他忽然想起很久以前,在他还满腔热血、视郝熠然为神明、为星辰的时候,曾偷偷幻想过,有朝一日,能真正与他并肩,能被他认可,能与他一起创作出震撼人心的作品,能……“云熠生辉”。
现在,这条路似乎以一种扭曲的、他从未想过的方式,展现在他面前。不是并肩,是跟随。不是相互照亮,是他这枚微弱的火星,被纳入郝熠然那轮冰冷而耀眼的太阳的轨道,被其光芒吞噬,或在其引力下燃烧殆尽。
“云熠生辉”……
云旗扯了扯嘴角,想笑,却只发出一声极轻的、气音般的叹息,消散在寂静的房间里。
他起身,走到窗边,看着窗外无边无际的、被霓虹灯染成暗红色的都市夜空。星辰被城市的灯光淹没,一颗也看不见。
就像他心中,那片再也亮不起来的夜空。
他拉上窗帘,将那片虚假的繁华隔绝在外。
房间陷入彻底的黑暗和寂静。
他走回沙发,没有开灯,就那样在黑暗中坐着。手指无意识地抚过那个冰凉的文件夹外壳。
未来,似乎清晰,又似乎一片混沌。
清晰的是,他将继续沿着郝熠然划定的道路前进,接受他一次比一次更严苛的锻造,努力成为他手中那柄完美的“剑”。

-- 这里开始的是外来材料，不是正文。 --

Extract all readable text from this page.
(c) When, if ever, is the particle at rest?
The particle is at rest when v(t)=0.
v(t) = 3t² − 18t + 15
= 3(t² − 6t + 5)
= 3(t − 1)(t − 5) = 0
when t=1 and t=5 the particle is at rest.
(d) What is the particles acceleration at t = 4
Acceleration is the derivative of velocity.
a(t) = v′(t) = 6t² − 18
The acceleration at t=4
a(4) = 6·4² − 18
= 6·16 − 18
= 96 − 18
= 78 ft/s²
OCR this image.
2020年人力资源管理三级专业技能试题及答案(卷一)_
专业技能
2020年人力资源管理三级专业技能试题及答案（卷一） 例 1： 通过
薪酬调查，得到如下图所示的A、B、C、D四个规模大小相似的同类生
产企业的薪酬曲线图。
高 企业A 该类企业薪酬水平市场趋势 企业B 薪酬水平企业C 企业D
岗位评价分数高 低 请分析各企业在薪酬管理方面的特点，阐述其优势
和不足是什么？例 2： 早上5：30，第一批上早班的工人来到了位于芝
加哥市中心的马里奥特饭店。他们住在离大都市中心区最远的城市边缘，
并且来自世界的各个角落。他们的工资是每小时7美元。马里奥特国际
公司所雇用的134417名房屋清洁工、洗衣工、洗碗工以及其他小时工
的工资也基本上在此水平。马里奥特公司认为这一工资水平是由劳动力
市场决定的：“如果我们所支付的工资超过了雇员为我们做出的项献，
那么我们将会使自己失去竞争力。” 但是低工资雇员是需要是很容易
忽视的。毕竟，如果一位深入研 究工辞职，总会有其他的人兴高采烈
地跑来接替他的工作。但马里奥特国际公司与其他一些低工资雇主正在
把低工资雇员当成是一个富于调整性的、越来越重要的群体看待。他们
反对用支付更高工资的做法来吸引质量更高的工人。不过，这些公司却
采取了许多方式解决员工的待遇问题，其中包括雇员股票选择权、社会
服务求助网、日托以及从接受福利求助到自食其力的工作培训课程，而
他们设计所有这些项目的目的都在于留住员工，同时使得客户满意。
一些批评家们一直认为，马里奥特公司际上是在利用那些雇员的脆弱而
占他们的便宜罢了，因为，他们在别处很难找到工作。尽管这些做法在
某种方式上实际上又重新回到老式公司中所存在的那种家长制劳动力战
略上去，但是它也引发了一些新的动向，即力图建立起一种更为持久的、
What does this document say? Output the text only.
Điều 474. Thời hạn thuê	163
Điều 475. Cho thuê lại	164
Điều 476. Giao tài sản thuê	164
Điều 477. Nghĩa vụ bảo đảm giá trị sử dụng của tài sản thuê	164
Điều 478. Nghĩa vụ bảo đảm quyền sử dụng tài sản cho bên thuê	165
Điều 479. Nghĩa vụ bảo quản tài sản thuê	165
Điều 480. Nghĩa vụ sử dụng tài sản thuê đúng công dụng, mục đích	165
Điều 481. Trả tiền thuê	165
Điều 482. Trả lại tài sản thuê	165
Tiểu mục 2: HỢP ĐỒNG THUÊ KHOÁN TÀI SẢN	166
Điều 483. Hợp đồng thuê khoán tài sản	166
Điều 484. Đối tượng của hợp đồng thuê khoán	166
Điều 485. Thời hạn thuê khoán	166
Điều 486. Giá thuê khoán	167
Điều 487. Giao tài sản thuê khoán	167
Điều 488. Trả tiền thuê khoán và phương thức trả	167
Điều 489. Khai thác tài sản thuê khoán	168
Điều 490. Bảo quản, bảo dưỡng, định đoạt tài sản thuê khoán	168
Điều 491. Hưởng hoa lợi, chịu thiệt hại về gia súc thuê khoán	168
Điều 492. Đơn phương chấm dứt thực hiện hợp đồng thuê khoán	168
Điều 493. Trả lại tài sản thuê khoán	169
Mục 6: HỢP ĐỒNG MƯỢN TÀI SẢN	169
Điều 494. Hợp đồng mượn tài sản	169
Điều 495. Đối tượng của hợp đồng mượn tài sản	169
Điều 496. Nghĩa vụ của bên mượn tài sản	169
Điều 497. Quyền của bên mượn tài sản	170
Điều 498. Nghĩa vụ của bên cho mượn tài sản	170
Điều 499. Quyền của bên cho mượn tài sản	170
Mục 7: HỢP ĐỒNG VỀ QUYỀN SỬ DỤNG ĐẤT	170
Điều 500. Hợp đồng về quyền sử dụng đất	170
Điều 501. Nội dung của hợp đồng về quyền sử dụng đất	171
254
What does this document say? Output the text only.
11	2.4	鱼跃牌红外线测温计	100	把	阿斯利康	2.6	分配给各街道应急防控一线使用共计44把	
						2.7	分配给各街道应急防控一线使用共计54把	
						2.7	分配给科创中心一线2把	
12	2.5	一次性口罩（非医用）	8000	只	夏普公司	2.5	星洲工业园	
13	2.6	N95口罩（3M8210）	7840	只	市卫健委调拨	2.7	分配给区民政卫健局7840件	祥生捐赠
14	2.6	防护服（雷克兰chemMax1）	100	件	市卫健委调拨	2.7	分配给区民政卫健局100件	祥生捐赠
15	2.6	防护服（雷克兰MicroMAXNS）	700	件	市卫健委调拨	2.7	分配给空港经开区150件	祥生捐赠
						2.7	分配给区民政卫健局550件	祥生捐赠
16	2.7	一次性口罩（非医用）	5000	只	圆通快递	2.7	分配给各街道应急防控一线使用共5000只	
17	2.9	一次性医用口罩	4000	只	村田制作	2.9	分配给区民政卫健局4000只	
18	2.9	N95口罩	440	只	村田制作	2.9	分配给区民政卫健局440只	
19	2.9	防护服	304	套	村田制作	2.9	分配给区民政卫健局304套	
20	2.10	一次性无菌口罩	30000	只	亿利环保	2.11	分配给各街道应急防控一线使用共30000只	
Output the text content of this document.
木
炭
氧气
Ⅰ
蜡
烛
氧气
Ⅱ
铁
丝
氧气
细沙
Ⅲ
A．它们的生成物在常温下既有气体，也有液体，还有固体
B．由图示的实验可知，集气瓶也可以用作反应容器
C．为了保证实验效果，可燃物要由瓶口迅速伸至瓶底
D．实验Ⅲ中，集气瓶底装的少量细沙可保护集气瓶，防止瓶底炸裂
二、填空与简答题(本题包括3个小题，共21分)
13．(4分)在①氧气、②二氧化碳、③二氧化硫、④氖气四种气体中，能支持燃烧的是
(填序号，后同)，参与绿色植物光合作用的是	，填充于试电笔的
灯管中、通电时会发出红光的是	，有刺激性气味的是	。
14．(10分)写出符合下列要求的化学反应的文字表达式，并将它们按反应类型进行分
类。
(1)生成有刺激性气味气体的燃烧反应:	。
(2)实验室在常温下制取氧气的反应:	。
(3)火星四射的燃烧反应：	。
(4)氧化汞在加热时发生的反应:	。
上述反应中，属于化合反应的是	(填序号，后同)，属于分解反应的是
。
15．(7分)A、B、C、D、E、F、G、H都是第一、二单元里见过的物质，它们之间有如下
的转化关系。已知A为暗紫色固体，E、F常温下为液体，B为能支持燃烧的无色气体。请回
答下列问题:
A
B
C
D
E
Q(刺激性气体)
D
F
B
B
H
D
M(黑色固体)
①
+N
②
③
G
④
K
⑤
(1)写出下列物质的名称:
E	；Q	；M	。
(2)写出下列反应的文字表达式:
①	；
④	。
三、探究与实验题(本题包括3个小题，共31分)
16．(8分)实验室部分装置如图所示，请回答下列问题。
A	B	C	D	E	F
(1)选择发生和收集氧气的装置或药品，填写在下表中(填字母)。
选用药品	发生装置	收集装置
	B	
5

混沌的是,那个曾经名为云旗的、有血有肉、会爱会痛、仰望星辰的少年,如今还剩下什么?在这条追求“完美表演”、成为郝熠然“合格合作者”的道路尽头,等待他的,又是什么?
他不知道。
他只知道,杀青了。
陈砚的故事结束了。
而云旗的故事,或者更准确地说,那个名为“演员云旗”的、被剥离重塑后的存在,其与郝熠然紧密纠缠、冰冷而又宿命般的篇章,似乎,才刚刚翻开了新的一页。
在这片心死之后空寂无声的废墟之上。